Hacker News new | ask | show | jobs
by st553 3597 days ago
>Not everything needs a schema.

Any good examples?

3 comments

One example would be ingesting structured or semi structured data from sources that you don't control.

You may know some invariants, but much can change without notice. So you want to be able to work with the structure you have without preventing non-conforming data from entering your system.

In some cases schema conformance is just delayed, in other cases it is never achieved completely or not even a goal.

> one example would be ingesting data from structured or semi-structured sources that you don't control

Can you give a more specific example?

For instance, we need to retrieve statistical data on various macro economic indicators from various statistics offices and international organisations. There is considerable overlap in the fields they use but it's rarely exact and often you can't merge them because they do not refer to the exact same entity or the data uses incompatible units. It's impossible to properly model all of it before storing it because so much changes all the time and it's all noisy and partly broken.

A similar thing happens when you retrieve data on securities and companies from various exchanges, from the SEC, from national registries all over the world or you try to include XBRL from different countries.

And then you often have documents (like quarterly reports) that contain structured fields and tables but not in a formally specified syntax. You don't know exactly what fields will be in those documents before you parse them. So you parse the documents, store key/value pairs, and then you clean them up gradually.

There are tons of situations like this in data integration. It's a never ending cleanup and merge process. You can use RDBMS for all of that but they're not always the best tool for the job (but they are still my preferred tool most of the time).

Having worked on that sort of process many times, I'm of the opinion that a message queue is the ideal solution there, not a database. If you're storing the data for the purpose of processing it again later, it should probably be ephemeral and fast, rather than long-lived and flexible.
That doesn't work for us (beyond the first stage), because the fields we extract from the original source are not ephemeral.

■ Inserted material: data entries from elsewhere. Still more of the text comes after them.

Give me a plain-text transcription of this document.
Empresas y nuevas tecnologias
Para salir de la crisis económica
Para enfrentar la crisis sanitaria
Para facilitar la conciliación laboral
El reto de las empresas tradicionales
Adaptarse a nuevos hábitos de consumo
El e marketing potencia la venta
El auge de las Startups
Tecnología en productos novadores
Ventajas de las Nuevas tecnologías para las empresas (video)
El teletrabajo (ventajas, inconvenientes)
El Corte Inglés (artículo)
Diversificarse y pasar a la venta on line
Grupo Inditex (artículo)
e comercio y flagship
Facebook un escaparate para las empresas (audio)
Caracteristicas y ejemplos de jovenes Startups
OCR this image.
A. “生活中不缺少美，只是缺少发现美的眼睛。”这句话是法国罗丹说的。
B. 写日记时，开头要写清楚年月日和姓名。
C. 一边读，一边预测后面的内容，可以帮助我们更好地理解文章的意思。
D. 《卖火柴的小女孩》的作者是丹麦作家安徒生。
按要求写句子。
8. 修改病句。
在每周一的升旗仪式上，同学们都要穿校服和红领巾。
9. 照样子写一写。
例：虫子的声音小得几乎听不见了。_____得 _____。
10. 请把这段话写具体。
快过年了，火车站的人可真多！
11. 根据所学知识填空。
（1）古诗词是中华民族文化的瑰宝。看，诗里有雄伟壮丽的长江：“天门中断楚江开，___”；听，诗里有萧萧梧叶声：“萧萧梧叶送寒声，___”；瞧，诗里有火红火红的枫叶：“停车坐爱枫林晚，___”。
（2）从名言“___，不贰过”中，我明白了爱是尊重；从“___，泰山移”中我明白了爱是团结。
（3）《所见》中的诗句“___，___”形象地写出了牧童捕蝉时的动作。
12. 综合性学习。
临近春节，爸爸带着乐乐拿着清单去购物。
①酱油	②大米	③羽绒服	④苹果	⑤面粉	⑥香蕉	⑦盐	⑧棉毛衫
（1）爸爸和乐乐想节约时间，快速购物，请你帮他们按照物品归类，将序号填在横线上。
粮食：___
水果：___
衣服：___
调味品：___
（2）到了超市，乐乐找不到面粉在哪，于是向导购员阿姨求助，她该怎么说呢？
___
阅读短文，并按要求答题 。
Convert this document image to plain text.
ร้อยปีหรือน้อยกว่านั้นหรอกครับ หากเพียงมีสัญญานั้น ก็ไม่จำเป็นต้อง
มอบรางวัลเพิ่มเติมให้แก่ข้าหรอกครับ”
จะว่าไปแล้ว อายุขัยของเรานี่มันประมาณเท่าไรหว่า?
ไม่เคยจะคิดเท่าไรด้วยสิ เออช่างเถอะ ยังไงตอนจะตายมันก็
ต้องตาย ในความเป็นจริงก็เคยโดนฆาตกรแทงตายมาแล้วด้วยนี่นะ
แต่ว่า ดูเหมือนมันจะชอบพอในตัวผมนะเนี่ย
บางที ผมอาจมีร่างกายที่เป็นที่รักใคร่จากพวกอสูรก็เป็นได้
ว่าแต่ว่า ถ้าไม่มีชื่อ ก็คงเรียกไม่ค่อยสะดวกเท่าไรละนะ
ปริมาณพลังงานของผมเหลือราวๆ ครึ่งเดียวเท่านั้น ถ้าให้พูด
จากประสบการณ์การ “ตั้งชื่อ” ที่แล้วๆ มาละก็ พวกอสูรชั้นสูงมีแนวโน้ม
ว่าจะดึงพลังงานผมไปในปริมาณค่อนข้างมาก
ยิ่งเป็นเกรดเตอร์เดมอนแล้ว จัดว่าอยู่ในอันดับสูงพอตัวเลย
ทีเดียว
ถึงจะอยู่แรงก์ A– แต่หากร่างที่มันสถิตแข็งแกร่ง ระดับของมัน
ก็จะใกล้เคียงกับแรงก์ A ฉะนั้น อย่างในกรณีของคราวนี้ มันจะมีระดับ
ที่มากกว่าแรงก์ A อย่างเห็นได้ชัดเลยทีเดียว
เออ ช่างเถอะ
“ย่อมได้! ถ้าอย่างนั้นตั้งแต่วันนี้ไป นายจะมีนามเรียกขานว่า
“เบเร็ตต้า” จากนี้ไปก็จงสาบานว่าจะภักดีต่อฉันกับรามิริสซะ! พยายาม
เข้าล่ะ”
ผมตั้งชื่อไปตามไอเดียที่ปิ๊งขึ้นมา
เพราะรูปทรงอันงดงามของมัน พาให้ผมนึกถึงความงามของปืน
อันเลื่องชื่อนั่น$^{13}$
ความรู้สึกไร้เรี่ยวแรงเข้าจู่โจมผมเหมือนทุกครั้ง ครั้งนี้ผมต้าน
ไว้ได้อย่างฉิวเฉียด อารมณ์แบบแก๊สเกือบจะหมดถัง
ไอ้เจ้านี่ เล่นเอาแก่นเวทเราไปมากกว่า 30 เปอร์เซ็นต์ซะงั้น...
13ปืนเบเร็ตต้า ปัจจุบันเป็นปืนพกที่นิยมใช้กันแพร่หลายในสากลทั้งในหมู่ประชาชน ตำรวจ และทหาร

We need to store the key/value pairs and explore them in a reasonably productive fashion (i.e using queries) in order to come up with machine learning algorithms. And any new algorithms we write need access to all historical data.

Metrics. A metric has a known source, a timestamp, a name and a value. It can also ship with any arbitrary number of descriptive fields.

Similarly, events.

The known source might very well be expressed as a relation between two entities: a metric entity and a source entity.

The source entity, more often than not, is also complemented with other data that needs to remain a part of the persistence layer.

Metadata can be quite variable. Library, catalogue, picture tags. The majority of terms are common, but some can be pretty specific and (as a developer) you'd need to store them. You might not have control over the schema or even have a "finite" set of possibilities.

Imagine you want to store random metadata from a digital camera picture, or perhaps even XML/HTML attributes. You can create another table and add each new attribute – join on query – but if you don't plan to search for that data directly, it's easier to skip normalisation and dump the original set into a JSON(B) or HStore field. You don't have to add every possible attribute to your data model or schema, you can carry data along and not analyse it if it's not relevant to you.

At a previous company I worked I worked at there was a table that maxed out postgresql's column limit. That did not need to be that wide. It was much better suited as a ~30 column table with a single hstore column (does the key exist? return the value, otherwise? null), as 99% of each of the rows for those columns were completely empty, and PGSQL does not support sparse tables (the "right" solution here).